Птицы, однако, продолжали шумно скулить и настаивать на возвращении в мертвецкую, и после недолгих колебаний я сдался, потому что, несмотря на ограниченность времени, занять себя было нечем: не то, чтобы любая тема казалась глупой, — тем просто не было! Постыдное ощущение пустоты, не поддающейся даже сокрытию, ибо скрывать возможно лишь присутствие.
…Первое же в морге открытие не удивило, потому что я предвосхищал его всю жизнь: сознание, это незримое присутствие, загнанное в плоть и ответственное за изучение окружающего с целью его осмеяния, — никуда оно, оказывается, не исчезает; сначала паникует из-за падения температуры в организме, но потом быстро прикидывает что к чему и покидает его в аварийном порядке. Фактически — бросает на произвол осмеянного окружения, из-за чего испытывает неловкость и витает над организмом. Кстати, именно тогда впервые ему и удается обстоятельно осмотреть этот организм, который теперь уже не в силах прикрыться позой или движением, — валяется зловонной и ни на что не годной тушей. Хотя развоняться я не успел, меня передернуло от ее вида, раскинувшейся на цинковом столе, утыканном шипами с дырками для оттока крови. Если бы не бирка с именем над левой ступней, я бы себя не узнал. И дело даже не в том, что туша была прикрыта покрывалом, а лампочка, свисавшая над ней, сочилась вязким, как гной, светом. Я не узнал бы себя потому, что выглядел так же тошнотворно, как все на свете туши.
На самом видном месте в комнате висела инструкция на случай пожара. Прочесть не успел: отвлек телефонный звонок. В присутствие телефона мне тоже не поверилось, тем более, что я сразу не мог его и найти. В конце концов, увидел его между чанами и бутылками на каталке, стоявшей впритык к моему столу: беспроволочный Панасоник с монитором; звонил писклявым японским голосом и перестал пищать так же внезапно, — на полутоне.
Потом увидел щит с расписанием дежурств: сегодня оперирует хирург с фамилией Аскинази. На полках теснились десятки широкогорлых склянок, а в них — темно-красные слизистые комки человеческого мяса, настолько безобразные, что мне еще раз стало стыдно за недавнюю принадлежность к людскому роду, напичканному этой требухой: печенками, селезенками, желудками, почками и легкими. Больше всего обидела банка, убедившая меня, что сердце — лишь порция безвольно растекающегося мяса.
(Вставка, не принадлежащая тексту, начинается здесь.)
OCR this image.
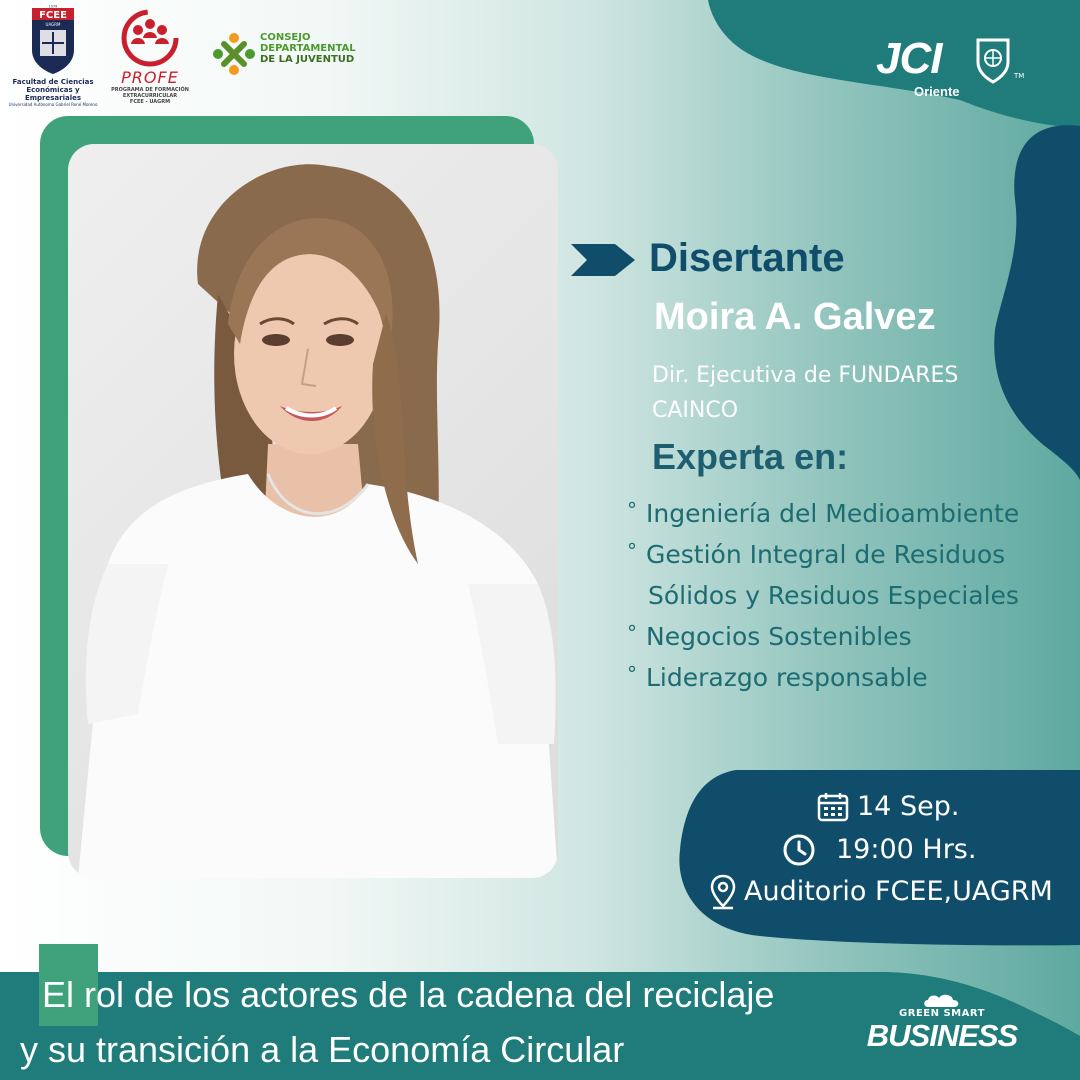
FCEE
UAGRM
1979
Facultad de Ciencias
Económicas y Empresariales
Universidad Autónoma Gabriel René Moreno
PROFE
PROGRAMA DE FORMACIÓN
EXTRACURRICULAR
FCEE - UAGRM
CONSEJO
DEPARTAMENTAL
DE LA JUVENTUD	JCI	TM
Oriente
Disertante
Moira A. Galvez
Dir. Ejecutiva de FUNDARES
CAINCO
Experta en:
° Ingeniería del Medioambiente
° Gestión Integral de Residuos
Sólidos y Residuos Especiales
° Negocios Sostenibles
° Liderazgo responsable
14 Sep.
19:00 Hrs.
Auditorio FCEE,UAGRM
El rol de los actores de la cadena del reciclaje
y su transición a la Economía Circular
GREEN SMART
BUSINESS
От полного отчаяния уберегло отсутствие посудины, которую не нашел, — с мозгами…
Настоящая удача объявилась, когда дверь дрогнула и откатилась в стену: доктор Аскинази оказалась хрупкой блондинкой с чуть вздернутым носом. Оглядевшись, она опустила на пол голубой куль из «Сакса» и стала переодеваться. Пока продевала руки в халат, на ее левой ягодице я успел разглядеть татуированный рисунок бабочки, вокруг которой роились зуйками мелкие готические буквы. Напрягшись, я прочел, что насекомое именуется по латыни Апатура Ирис, или Фиолетовый император, и в качестве такового значится в зоологической таблице Линнея. Меня охватило умиление, — и вспыхнувший было интерес к ней обернулся бесполым домашним чувством. Сразу же захотелось обратиться к доктору на ты и подобрать ей подходящее имя. «Мишель».
Стерильная реальность мертвецкой снова вдруг взвизгнула омерзительным сигналом Панасоника. Аскинази заторопилась, и с каждым его по-японскому настырным повизгиванием Фиолетовый император на ягодице подрагивал чуткими крылышками. Прихлопнув их сатиновым сачком халата, женщина шагнула к телефону, щелкнула пальцем по кнопке аппарата и представилась ему:
— Мишель!
— Мишель? — треснул в мониторе недовольный фальцет. — Я уже бля надорвался звонить! Где была?
Мишель снова вздохнула и бросила взгляд на мое лицо: с закрытыми веками я походил на идеалиста, который — хотя всю жизнь был мертвым — никогда не сомневался, что движется в правильном направлении. Как всегда после недавней стрижки, верхнюю половину лба скрывал чуб, который Мишель, поддев пальцами ножницы на коляске, отсекла мне на корню. Сразу же испытал неловкость: без чуба лицо мое стало нагим.
— Почему молчишь? — снова треснул монитор.